Мало того, мы и сами себя понять не можем: как это у нас получается – в космос летать при таких вводных. Но именно это и интересно, что не закисает у нас ничего, вечное движение…
По сравнению с Хиросимой
– Сегодня говорят о кризисе российского кино…
– Кризис… В одном плохом американском фильме муж спрашивает больную жену: ну как ты? А она отвечает: по сравнению с Хиросимой – ничего…
Так что вопрос в том, с чем сравнивать. Это не кризис, а, с моей точки зрения, довольно естественный этап существования российского кино. Он соответствует количеству выделяемых денег и, что неприятно, интересу российской публики к российскому же кино. Спрос рождает предложение. Когда меня на творческих встречах спрашивают, где серьезное кино, я отвечаю: «Братцы, так вы начните ходить на серьезное, и вот тогда, может быть…».
Знаете, что такое «якутский феномен»? Там образовалась группа ребят, которые находят небольшие деньги у меценатов и снимают на них местное кино. И там же, в Якутии, на это кино огромный спрос, люди на него ходят! Вот вам и ответ. Мы даже свой футбол не очень смотрим, потому и футбол у нас такой. Вот когда игра местной команды будет собирать полный стадион (а такие времена ведь были!), вот тогда…
– Уже больше столетия кино снимает человеческие истории, и все они такие разные. А люди все идут и идут смотреть… В чем же секрет – в магии?
– Знаете, раньше была такая байка не байка, во времена пленки. Говорили, что пленка – она же в своей основе сделана из желатина, то есть рогов, копыт, костей, – впитывает еще во время работы в себя некую эмоциональную составляющую, душу фильма, что ли. А потом отдает зрителю. Говорят, что «цифра» эту магию убила, «цифра» мертва изначально…
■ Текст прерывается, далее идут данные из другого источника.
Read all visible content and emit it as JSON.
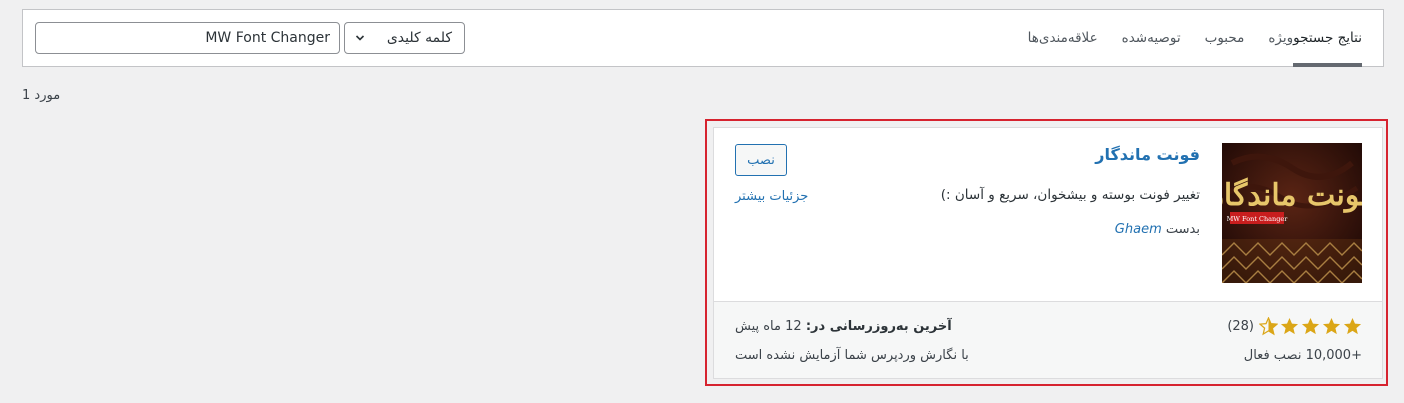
{
  "tabs": [
    {
      "label": "نتایج جستجو",
      "active": true
    },
    {
      "label": "ویژه",
      "active": false
    },
    {
      "label": "محبوب",
      "active": false
    },
    {
      "label": "توصیه‌شده",
      "active": false
    },
    {
      "label": "علاقه‌مندی‌ها",
      "active": false
    }
  ],
  "search": {
    "type_selected": "کلمه کلیدی",
    "value": "MW Font Changer"
  },
  "results_count": "1 مورد",
  "plugin": {
    "name": "فونت ماندگار",
    "description": "تغییر فونت بوسته و بیشخوان، سریع و آسان :)",
    "author_prefix": "بدست",
    "author": "Ghaem",
    "install_label": "نصب",
    "more_details_label": "جزئیات بیشتر",
    "rating_stars": 4.5,
    "rating_count": "(28)",
    "active_installs": "+10,000 نصب فعال",
    "last_updated_label": "آخرین به‌روزرسانی در:",
    "last_updated_value": "12 ماه پیش",
    "compatibility": "با نگارش وردپرس شما آزمایش نشده است",
    "thumbnail_text": "فونت ماندگار",
    "thumbnail_badge": "MW Font Changer"
  },
  "colors": {
    "link": "#2271b1",
    "star": "#dba617",
    "highlight_border": "#d6232f"
  }
}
Ну, это байка. На мой взгляд, кино развивается естественным путем, вместе с техническим прогрессом. Сегодня можно достать телефон и начать снимать кино. Как у художника: если есть карандаш в руке – можно творить. Если есть талант… Кино сегодня дает возможность проявить свой талант всем. Но далеко не всякий, взяв телефон, снимет настоящий фильм, как и не всякий, у кого есть карандаш, нарисует картину.
Есть ли в кино магия? Да. Когда с экрана с тобой разговаривает, смеется, плачет, живет давно ушедший из жизни человек – это ли не магия? Нигде в искусстве такого больше нет!